Мистер Джойбой вздохнул еще раз и вернулся к работе.
— Мистер Фогел, вы уже свободны?
— Да, мистер Джойбой.
— Там один ребенок, — сказал носильщик. — Вы им сами займетесь?
— Да, как обычно. Это что, мать и дитя?
Носильщик взглянул на ярлычки, привязанные к запястью.
— Нет, мистер Джойбой, они не родные.
— Тогда, мистер Фогел, займитесь, пожалуйста, взрослым. Если бы это были мать и дитя, я бы занялся обоими, несмотря на перегрузку. У каждого из нас своя индивидуальная техника, возможно, даже не всякий это заметит, но, когда передо мной пара, забальзамированная разными мастерами, я это замечаю сразу, и у меня такое чувство, будто ребенок не от этой матери, так, словно их разлучили в смерти. Вам может показаться, что я фантазирую?
— Вы любите детей, правда, мистер Джойбой?
— Это так, мисс Танатогенос. Я стараюсь быть объективным, но ведь я всего-навсего человек, и ничто человеческое… Есть в невинном облике ребенка нечто такое, что пробуждает во мне все самое лучшее и даже больше того! На меня словно нисходит вдохновение, какое-то чувство, нездешнее и где-то возвышенное… впрочем, я не должен сейчас об этом, потому что о любимом деле можно говорить без конца… За работу…

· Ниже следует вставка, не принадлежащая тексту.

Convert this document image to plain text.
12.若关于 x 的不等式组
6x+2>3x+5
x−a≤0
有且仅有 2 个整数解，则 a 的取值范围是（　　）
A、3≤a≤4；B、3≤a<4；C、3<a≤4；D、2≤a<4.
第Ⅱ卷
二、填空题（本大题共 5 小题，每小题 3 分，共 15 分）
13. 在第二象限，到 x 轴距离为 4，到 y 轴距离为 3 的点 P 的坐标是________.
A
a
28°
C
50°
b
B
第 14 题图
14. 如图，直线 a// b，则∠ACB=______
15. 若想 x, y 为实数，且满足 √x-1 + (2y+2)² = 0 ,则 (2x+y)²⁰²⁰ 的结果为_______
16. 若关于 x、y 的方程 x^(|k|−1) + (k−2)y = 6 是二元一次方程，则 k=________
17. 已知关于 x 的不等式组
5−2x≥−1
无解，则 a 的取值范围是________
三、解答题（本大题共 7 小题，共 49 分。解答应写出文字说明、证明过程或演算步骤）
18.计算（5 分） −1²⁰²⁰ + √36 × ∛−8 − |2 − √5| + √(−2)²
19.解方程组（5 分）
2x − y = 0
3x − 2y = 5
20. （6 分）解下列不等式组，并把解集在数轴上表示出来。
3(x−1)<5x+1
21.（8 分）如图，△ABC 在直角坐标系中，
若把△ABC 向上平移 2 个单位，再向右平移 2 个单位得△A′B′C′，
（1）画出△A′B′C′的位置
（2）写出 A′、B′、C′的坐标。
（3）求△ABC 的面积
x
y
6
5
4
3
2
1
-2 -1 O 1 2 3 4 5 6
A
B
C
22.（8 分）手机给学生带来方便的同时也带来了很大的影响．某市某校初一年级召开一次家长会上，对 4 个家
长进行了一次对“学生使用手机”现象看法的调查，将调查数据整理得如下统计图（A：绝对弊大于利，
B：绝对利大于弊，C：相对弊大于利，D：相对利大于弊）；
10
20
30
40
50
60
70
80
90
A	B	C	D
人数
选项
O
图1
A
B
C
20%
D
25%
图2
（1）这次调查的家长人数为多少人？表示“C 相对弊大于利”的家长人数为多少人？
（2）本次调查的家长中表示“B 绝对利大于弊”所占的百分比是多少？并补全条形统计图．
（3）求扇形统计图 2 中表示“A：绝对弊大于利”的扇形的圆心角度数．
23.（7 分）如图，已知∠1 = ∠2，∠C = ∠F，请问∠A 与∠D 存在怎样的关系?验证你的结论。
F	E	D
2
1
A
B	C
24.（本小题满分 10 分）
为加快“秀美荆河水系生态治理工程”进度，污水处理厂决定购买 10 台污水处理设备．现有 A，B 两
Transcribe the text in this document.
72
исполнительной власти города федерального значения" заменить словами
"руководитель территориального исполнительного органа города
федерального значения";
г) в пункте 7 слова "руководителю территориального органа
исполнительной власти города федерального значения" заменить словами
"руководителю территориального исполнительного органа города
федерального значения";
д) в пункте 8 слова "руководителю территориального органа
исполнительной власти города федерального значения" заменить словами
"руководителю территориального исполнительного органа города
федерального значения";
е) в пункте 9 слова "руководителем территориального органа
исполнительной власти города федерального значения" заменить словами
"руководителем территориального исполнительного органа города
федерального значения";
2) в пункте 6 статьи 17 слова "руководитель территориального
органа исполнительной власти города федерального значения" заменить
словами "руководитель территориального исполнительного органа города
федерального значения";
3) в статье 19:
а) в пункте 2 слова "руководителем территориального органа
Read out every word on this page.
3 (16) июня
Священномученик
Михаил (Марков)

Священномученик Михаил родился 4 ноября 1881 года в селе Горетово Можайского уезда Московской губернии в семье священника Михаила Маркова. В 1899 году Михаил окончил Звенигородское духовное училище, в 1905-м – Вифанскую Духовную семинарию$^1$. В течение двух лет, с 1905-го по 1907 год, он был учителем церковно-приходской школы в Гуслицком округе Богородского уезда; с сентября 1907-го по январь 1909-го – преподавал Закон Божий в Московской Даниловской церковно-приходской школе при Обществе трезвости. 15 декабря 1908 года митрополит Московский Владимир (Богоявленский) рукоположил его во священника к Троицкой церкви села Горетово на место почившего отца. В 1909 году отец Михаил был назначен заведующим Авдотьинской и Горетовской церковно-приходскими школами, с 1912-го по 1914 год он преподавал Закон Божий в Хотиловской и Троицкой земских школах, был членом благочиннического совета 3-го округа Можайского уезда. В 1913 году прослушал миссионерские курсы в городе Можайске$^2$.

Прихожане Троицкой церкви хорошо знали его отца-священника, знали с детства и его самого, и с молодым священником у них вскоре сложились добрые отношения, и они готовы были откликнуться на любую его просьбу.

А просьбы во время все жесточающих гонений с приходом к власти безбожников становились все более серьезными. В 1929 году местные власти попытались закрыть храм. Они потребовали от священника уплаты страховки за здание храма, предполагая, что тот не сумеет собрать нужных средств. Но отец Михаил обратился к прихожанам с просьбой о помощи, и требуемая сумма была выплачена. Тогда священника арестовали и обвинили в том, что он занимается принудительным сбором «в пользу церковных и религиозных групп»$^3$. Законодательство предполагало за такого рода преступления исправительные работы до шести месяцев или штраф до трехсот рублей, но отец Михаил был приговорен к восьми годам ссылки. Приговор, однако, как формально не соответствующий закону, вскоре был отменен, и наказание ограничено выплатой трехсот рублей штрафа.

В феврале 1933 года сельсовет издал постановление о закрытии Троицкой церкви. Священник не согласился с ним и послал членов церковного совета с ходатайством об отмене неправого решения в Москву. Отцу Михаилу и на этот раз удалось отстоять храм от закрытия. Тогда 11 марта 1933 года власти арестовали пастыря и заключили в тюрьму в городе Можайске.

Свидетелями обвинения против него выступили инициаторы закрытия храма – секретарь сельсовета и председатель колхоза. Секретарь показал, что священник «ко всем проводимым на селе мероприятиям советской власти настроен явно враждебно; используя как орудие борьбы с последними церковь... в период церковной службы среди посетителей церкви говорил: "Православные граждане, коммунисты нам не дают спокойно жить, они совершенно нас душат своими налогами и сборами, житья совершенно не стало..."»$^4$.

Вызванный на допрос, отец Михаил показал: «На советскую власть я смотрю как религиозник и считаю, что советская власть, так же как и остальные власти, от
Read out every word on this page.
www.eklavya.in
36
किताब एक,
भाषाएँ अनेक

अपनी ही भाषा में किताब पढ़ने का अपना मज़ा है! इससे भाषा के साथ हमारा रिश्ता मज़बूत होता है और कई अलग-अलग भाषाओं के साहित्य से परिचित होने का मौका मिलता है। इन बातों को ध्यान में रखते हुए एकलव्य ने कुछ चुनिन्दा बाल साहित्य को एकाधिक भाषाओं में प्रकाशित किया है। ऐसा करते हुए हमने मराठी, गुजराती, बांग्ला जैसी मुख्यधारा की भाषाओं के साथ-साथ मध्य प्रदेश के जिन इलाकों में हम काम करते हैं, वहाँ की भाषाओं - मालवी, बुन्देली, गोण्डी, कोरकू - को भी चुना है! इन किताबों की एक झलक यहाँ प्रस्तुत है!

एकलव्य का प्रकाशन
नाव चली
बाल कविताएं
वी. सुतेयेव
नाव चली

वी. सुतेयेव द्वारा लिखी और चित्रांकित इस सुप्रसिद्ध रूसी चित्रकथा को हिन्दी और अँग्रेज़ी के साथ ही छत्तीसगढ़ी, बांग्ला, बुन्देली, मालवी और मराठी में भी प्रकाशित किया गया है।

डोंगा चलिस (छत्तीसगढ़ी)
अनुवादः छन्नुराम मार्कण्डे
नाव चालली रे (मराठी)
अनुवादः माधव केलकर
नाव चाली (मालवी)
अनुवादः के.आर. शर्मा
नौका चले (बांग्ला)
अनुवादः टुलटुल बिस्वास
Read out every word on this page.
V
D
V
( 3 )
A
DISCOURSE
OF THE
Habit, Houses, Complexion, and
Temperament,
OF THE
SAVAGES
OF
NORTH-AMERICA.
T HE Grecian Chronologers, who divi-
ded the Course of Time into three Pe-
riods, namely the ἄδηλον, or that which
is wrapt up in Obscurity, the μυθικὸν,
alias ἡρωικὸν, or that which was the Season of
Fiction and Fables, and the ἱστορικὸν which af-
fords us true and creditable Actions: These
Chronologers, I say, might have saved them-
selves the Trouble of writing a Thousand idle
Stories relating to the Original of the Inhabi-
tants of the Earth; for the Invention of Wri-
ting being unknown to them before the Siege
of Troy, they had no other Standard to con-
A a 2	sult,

Вскоре пришли костюмеры и обрядили сэра Фрэнсиса Хинзли в саван, ловко пригнав его на теле. Потом они подняли покойного — он уже начал отвердевать — и положили в гроб.
Эме подошла к занавеске, отделявшей косметические кабинеты от бальзамировочных, и знаком подозвала одного из ассистентов.
— Передайте, пожалуйста, мистеру Джойбою, что мой Незабвенный готов для придания позы. Мне кажется, сейчас самое время. Он затвердевает.
Мистер Джойбой завинтил кран и подошел к сэру Фрэнсису Хинзли. Он поднял его руки и соединил их кисти, но не так, как складывают для молитвы, а так, как кладут их одна на другую в знак смирения. Потом он поднял голову покойного, поправил подушку и чуть склонил шею, так чтоб лицо было видно вполоборота. Затем он отошел в сторону, чтобы окинуть все критическим взглядом, еще раз склонился над телом и слегка приподнял подбородок.
— Блестяще, — сказал он. — Они кое-где смазали краску, когда укладывали его в гроб. Пройдитесь там еще разочек кистью, чуть-чуть, слегка.
— Хорошо, мистер Джойбой.
Мистер Джойбой помедлил еще мгновенье, потом решительно повернулся к выходу.
— А теперь за малютку, — сказал он.
Глава 5
Похороны были назначены на четверг; прощанье должно было происходить в среду днем в Салоне Упокоения. В то утро Деннис приехал в «Шелестящий дол» посмотреть, все ли в порядке.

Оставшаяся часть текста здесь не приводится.